Commentaires sur les acquisitions de la Société des Amis de Versailles

Alexandre Maral
Conservateur chargé des sculptures

Six oeuvres seulement, dont la moitié de qualité moyenne : on est tenté de conclure que le chapitre des sculptures n’a pas été le point fort de la Société des Amis de Versailles. Pourtant, les deux médaillons de Mademoiselle de Blois et du comte de Vermandois ainsi que le buste de Condé par Deseine suffisent amplement à faire oublier le médiocre buste en plâtre de Condorcet, présenté au moment de son acquisition comme un plâtre original par André Pératé, conservateur au château, et surtout les deux bustes en marbre noir et albâtre rubané de personnages romains qui ont abouti à Versailles à la faveur d’un arrêt en douane. Restent donc trois oeuvres qui, sans être des chefs-d’oeuvre, constituent de très honorables enrichissements des collections. Surtout, dès sa fondation, la Société des Amis de Versailles semble avoir compris que le patrimoine sculpté de Versailles avait un besoin aussi grand de restaurations que d’accroissements.

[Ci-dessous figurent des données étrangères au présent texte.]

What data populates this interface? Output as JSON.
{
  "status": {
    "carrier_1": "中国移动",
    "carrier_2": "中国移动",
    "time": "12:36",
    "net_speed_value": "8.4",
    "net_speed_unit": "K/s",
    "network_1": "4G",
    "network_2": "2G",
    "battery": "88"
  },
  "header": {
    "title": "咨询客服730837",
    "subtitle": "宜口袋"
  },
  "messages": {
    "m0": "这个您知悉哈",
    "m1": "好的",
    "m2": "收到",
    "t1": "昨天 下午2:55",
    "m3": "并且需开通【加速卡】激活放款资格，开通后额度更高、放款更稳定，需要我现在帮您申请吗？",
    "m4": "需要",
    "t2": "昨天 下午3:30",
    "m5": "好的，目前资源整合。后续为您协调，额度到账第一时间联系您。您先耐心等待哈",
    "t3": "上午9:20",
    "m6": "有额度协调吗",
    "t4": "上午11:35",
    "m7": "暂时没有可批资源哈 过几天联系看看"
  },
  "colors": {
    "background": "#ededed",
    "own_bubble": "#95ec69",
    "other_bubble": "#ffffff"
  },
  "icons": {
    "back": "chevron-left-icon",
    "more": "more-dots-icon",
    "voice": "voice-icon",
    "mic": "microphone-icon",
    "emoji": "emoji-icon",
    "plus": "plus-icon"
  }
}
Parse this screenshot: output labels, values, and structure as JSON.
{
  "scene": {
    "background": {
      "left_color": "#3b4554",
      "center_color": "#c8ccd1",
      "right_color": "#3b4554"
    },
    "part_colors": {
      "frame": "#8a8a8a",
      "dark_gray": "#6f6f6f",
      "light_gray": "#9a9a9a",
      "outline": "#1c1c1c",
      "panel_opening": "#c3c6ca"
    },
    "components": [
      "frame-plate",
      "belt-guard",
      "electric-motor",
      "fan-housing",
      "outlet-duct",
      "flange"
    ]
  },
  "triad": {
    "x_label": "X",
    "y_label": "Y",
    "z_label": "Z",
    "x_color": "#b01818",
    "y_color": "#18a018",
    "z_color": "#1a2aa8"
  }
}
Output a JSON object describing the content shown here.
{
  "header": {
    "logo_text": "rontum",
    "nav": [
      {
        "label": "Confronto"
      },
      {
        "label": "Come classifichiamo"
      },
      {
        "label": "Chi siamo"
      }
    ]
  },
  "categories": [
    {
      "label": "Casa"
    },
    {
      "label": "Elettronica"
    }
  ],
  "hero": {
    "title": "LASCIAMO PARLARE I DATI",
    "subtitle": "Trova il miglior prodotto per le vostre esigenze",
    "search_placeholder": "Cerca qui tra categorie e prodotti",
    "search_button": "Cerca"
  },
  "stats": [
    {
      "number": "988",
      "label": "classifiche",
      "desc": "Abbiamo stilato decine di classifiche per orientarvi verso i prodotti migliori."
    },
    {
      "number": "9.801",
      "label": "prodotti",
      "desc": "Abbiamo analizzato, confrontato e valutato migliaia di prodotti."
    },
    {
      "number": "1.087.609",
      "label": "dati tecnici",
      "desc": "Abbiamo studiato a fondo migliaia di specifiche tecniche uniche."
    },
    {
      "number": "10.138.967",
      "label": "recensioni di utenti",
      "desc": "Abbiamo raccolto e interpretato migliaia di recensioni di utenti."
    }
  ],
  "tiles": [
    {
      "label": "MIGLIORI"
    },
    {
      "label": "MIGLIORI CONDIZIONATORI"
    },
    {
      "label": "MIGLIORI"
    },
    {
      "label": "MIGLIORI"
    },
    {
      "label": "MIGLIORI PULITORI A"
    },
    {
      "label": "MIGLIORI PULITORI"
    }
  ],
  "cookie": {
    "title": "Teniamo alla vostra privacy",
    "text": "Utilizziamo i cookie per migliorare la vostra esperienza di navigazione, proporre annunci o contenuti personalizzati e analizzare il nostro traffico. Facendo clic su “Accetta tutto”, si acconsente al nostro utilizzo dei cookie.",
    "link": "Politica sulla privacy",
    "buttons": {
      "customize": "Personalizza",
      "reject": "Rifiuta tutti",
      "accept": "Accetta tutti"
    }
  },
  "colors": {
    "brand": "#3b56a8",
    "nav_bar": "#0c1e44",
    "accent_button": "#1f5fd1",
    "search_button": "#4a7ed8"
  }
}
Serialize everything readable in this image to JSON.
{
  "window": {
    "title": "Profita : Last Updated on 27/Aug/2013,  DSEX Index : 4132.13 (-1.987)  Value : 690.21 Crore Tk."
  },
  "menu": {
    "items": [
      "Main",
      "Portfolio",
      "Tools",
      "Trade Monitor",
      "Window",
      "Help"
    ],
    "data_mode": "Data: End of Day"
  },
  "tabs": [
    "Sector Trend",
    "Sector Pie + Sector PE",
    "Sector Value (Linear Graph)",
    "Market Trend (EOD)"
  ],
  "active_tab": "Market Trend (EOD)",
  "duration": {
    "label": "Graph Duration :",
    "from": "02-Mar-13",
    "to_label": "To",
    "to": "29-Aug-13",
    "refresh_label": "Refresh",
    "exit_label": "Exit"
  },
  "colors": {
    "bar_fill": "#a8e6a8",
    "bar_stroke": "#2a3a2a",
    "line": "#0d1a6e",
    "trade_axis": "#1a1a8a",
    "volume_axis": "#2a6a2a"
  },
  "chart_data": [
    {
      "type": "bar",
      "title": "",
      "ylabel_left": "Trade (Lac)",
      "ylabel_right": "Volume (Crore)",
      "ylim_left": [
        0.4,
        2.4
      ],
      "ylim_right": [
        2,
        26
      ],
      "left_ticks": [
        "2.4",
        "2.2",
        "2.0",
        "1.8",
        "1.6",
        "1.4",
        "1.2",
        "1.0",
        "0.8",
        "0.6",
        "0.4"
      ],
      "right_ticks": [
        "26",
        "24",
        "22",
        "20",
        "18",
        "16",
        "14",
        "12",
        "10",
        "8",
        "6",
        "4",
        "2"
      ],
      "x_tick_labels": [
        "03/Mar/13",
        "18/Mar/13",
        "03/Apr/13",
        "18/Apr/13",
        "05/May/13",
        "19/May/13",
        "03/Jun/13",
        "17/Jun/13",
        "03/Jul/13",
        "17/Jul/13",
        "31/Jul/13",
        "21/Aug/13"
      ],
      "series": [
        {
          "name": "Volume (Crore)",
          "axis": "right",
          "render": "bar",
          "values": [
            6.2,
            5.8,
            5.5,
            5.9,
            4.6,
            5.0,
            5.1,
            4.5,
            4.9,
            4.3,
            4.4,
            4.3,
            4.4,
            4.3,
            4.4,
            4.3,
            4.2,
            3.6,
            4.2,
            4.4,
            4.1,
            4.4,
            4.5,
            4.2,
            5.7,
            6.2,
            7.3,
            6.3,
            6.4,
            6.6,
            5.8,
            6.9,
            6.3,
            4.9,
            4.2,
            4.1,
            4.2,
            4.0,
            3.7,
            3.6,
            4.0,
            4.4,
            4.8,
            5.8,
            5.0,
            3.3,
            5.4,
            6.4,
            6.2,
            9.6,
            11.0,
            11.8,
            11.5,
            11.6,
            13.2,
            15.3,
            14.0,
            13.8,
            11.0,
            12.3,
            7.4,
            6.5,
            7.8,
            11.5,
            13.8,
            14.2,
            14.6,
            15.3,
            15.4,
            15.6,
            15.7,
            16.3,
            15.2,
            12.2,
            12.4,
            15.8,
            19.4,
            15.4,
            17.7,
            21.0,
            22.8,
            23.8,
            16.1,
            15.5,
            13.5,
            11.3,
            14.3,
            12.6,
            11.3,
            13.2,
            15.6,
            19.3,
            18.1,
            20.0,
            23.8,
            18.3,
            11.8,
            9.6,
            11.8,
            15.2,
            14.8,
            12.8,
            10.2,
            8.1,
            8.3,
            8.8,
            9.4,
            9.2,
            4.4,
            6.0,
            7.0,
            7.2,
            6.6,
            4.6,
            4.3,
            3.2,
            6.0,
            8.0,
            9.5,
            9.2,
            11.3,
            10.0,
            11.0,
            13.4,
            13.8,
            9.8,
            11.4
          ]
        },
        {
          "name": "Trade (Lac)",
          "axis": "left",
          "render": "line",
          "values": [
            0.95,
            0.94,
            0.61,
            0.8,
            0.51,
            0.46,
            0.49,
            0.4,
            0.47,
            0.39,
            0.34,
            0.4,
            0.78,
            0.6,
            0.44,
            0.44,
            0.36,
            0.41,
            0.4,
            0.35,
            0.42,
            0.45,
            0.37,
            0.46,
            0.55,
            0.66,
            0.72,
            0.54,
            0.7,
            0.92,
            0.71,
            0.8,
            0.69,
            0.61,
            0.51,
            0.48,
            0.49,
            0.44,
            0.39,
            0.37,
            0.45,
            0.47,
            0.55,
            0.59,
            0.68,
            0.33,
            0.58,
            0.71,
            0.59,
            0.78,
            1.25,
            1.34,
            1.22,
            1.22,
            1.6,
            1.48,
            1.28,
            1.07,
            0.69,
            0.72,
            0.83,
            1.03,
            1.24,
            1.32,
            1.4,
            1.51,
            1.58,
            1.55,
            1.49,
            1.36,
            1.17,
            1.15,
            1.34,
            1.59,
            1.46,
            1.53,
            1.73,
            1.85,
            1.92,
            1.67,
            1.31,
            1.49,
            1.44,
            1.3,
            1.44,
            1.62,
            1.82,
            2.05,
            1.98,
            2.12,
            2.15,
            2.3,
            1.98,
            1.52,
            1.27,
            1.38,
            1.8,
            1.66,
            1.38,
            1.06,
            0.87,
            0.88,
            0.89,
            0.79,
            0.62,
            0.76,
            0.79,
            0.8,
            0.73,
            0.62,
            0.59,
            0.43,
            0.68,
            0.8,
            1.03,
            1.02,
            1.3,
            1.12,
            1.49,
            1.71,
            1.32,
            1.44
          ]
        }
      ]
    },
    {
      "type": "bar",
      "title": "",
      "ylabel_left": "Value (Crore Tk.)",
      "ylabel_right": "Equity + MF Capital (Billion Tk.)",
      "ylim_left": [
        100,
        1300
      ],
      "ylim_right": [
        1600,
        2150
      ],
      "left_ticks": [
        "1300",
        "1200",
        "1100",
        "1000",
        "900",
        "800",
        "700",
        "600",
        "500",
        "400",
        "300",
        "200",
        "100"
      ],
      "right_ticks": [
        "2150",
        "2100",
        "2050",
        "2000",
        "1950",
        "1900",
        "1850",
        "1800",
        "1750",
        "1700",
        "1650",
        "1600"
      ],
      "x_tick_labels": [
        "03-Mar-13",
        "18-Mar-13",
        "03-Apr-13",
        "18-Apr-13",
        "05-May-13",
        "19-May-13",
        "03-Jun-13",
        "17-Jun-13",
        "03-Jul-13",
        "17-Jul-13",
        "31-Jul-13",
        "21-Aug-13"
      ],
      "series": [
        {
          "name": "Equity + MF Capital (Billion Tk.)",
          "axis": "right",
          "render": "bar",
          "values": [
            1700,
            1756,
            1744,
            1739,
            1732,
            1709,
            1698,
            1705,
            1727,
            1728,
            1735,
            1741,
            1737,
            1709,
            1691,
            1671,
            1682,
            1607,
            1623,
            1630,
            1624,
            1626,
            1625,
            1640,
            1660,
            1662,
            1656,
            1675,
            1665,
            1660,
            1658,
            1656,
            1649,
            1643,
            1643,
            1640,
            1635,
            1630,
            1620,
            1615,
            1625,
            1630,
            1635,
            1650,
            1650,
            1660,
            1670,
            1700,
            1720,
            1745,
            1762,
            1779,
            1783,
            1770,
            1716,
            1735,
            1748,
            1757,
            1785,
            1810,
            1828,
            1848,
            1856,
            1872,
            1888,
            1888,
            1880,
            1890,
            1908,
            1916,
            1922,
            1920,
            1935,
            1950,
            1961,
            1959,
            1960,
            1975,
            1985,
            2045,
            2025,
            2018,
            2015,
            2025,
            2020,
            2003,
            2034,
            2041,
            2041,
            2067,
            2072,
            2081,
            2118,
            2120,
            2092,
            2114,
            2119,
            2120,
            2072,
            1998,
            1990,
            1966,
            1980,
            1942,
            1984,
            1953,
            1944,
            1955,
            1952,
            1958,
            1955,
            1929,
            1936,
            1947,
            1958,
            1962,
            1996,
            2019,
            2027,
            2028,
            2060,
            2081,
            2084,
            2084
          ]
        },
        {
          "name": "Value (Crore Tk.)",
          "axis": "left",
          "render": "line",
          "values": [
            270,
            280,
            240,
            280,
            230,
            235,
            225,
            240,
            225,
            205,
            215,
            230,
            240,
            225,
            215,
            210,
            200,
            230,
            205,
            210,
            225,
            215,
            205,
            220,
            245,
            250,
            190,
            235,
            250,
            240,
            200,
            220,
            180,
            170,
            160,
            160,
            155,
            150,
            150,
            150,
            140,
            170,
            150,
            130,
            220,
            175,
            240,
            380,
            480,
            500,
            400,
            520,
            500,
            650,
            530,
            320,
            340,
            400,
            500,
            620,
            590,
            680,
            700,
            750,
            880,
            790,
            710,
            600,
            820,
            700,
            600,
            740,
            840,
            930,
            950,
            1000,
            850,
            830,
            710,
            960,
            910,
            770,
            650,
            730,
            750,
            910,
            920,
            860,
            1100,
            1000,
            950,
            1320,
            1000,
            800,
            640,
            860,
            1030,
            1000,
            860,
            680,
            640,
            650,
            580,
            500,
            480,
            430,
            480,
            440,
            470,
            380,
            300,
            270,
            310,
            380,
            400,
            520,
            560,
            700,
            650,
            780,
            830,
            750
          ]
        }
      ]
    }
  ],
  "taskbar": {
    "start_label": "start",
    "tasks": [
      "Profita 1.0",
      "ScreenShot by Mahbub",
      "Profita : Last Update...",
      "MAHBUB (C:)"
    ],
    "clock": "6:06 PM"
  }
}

En 1908, Victorien Sardou, président, et Eugène Tardieu, secrétaire général, affectaient les sommes nécessaires au nettoyage et à l’entretien des sculptures des jardins, déjà victimes d’actes de vandalisme appelés à se multiplier. Parallèlement, le désir était exprimé par la Société d’inscrire dans la réglementation l’interdiction de tels agissements et leur sanction. Cet intérêt initial a trouvé récemment de nouveaux terrains d’expression, pour le plus grand profit de la statuaire des jardins.

Dans le cadre de la campagne d’appel à mécénat lancée en 2005, la Société des Amis de Versailles a eu l’heureuse idée de convier tous ses adhérents à adopter une oeuvre en péril. Le regroupement des fonds collectés a d’ores et déjà permis de sauver deux bustes, ceux de Caracalla et de Marc-Aurèle, provenant du bosquet de la salle des Marronniers, ainsi que la statue de Ganymède par Joly, provenant du bosquet du Rond-Vert.